Maureen (Kristen Stewart) is a personal shopper for big time celebrity Kyra (Nora von Waldstatten). She also happens to be a medium that knows how to communicate with spirits and refuses to leave Paris until she gets a sign from her recently departed brother Louis.

Personal Shopper is one endeavor in genre mix I had yet to see. The fusion of styles, ideas, and cinematic traditions is fascinating and quite off putting at the start. Yet, it manages to entertain audiences with moments of true suspense and fascination even though it goes completely off the rails in trying to have any emotional impact or pay off.


The film is a mixing of genre as much as it is a mixing of styles. We get these long uninterrupted shots that stalk Maureen through the house which she believes she is haunted and juxtaposes it with scenes that you would expect to find in a dark fashion thriller. This combination admittedly does give the film an inherent interest that never leaves it. The first hour or so of the movie is quite captivating in how unapologetically it brings together these various elements, lacing them together with a quite arrogant use of jump cuts which result in a smart idea to link the fantastic with the mundane.

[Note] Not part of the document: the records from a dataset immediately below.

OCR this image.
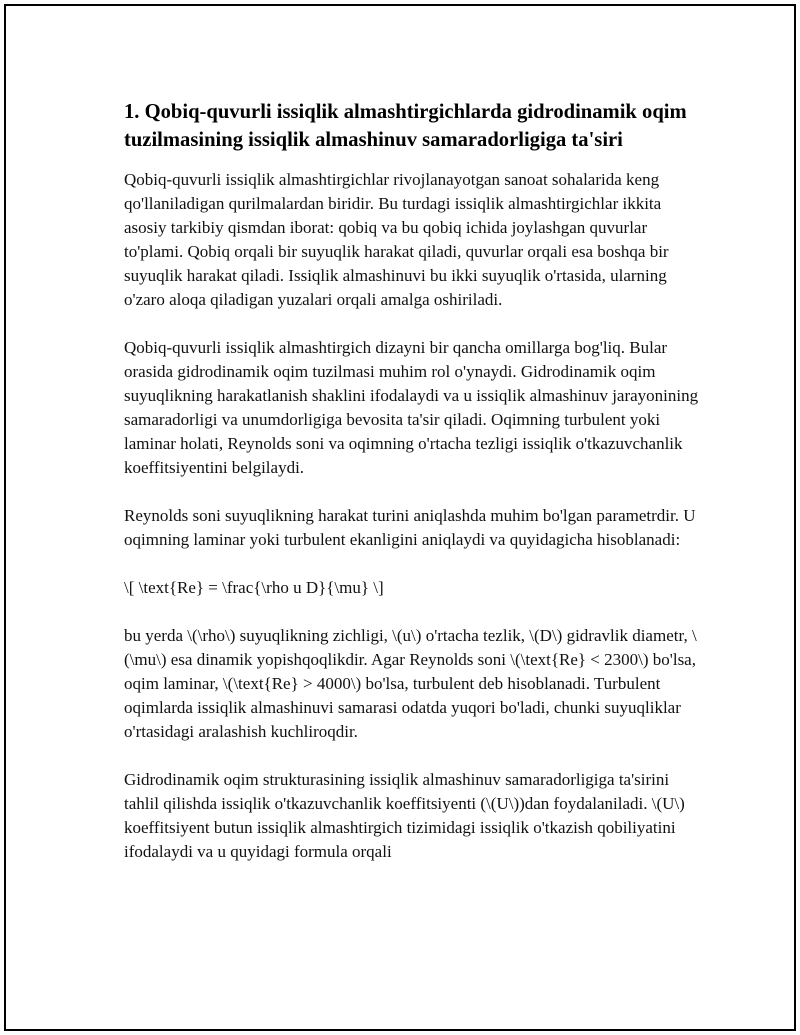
1. Qobiq-quvurli issiqlik almashtirgichlarda gidrodinamik oqim tuzilmasining issiqlik almashinuv samaradorligiga ta'siri

Qobiq-quvurli issiqlik almashtirgichlar rivojlanayotgan sanoat sohalarida keng qo'llaniladigan qurilmalardan biridir. Bu turdagi issiqlik almashtirgichlar ikkita asosiy tarkibiy qismdan iborat: qobiq va bu qobiq ichida joylashgan quvurlar to'plami. Qobiq orqali bir suyuqlik harakat qiladi, quvurlar orqali esa boshqa bir suyuqlik harakat qiladi. Issiqlik almashinuvi bu ikki suyuqlik o'rtasida, ularning o'zaro aloqa qiladigan yuzalari orqali amalga oshiriladi.

Qobiq-quvurli issiqlik almashtirgich dizayni bir qancha omillarga bog'liq. Bular orasida gidrodinamik oqim tuzilmasi muhim rol o'ynaydi. Gidrodinamik oqim suyuqlikning harakatlanish shaklini ifodalaydi va u issiqlik almashinuv jarayonining samaradorligi va unumdorligiga bevosita ta'sir qiladi. Oqimning turbulent yoki laminar holati, Reynolds soni va oqimning o'rtacha tezligi issiqlik o'tkazuvchanlik koeffitsiyentini belgilaydi.

Reynolds soni suyuqlikning harakat turini aniqlashda muhim bo'lgan parametrdir. U oqimning laminar yoki turbulent ekanligini aniqlaydi va quyidagicha hisoblanadi:

\[ \text{Re} = \frac{\rho u D}{\mu} \]

bu yerda \(\rho\) suyuqlikning zichligi, \(u\) o'rtacha tezlik, \(D\) gidravlik diametr, \(\mu\) esa dinamik yopishqoqlikdir. Agar Reynolds soni \(\text{Re} < 2300\) bo'lsa, oqim laminar, \(\text{Re} > 4000\) bo'lsa, turbulent deb hisoblanadi. Turbulent oqimlarda issiqlik almashinuvi samarasi odatda yuqori bo'ladi, chunki suyuqliklar o'rtasidagi aralashish kuchliroqdir.

Gidrodinamik oqim strukturasining issiqlik almashinuv samaradorligiga ta'sirini tahlil qilishda issiqlik o'tkazuvchanlik koeffitsiyenti (\(U\))dan foydalaniladi. \(U\) koeffitsiyent butun issiqlik almashtirgich tizimidagi issiqlik o'tkazish qobiliyatini ifodalaydi va u quyidagi formula orqali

Kristen Stewart is a very effective lead. She manages to paint layers of characterization onto this person and open up an emotional place that would have easily been lost in hands of lesser actors. Her work is probably why the suspense scenes work so well. It is amazing to see how in one moment you are following a fashion discussion and you're captivated by it, and in the next one you're completely scared by an apparent ghost story.

Director Olivier Assayas definitely has to get some credit for the structure in which the horror scenes are built. Whilst he has some major problems in tackling the genre, the scenes of suspense work perfectly because of a true mastery brought on by the technical aspects. The elements introduced are synthetic and effective and are juggled around in a perfect attempt at audience manipulation. Moreover, he manages to get a couple of really amazing and suspenseful stable shots that I won't spoil, but really stick out as gems of the technical proficiency of the film.

Unfortunately. there are many story points and and emotional beats of the film that have almost no context or relevance to character here. Assayas has many problems in building the supernatural and there are lots that are either left for blatant exposition or not explained at all and left in a weird place of misunderstanding. The closure of the picture suffers immensely from this and all of the fancy genre stuff does not come together in the end which left the audience completely cold and clueless on what emotions to feel.

Overall the film has some very brave ideas and motifs, but the intention behind it leaves the audience scratching their head.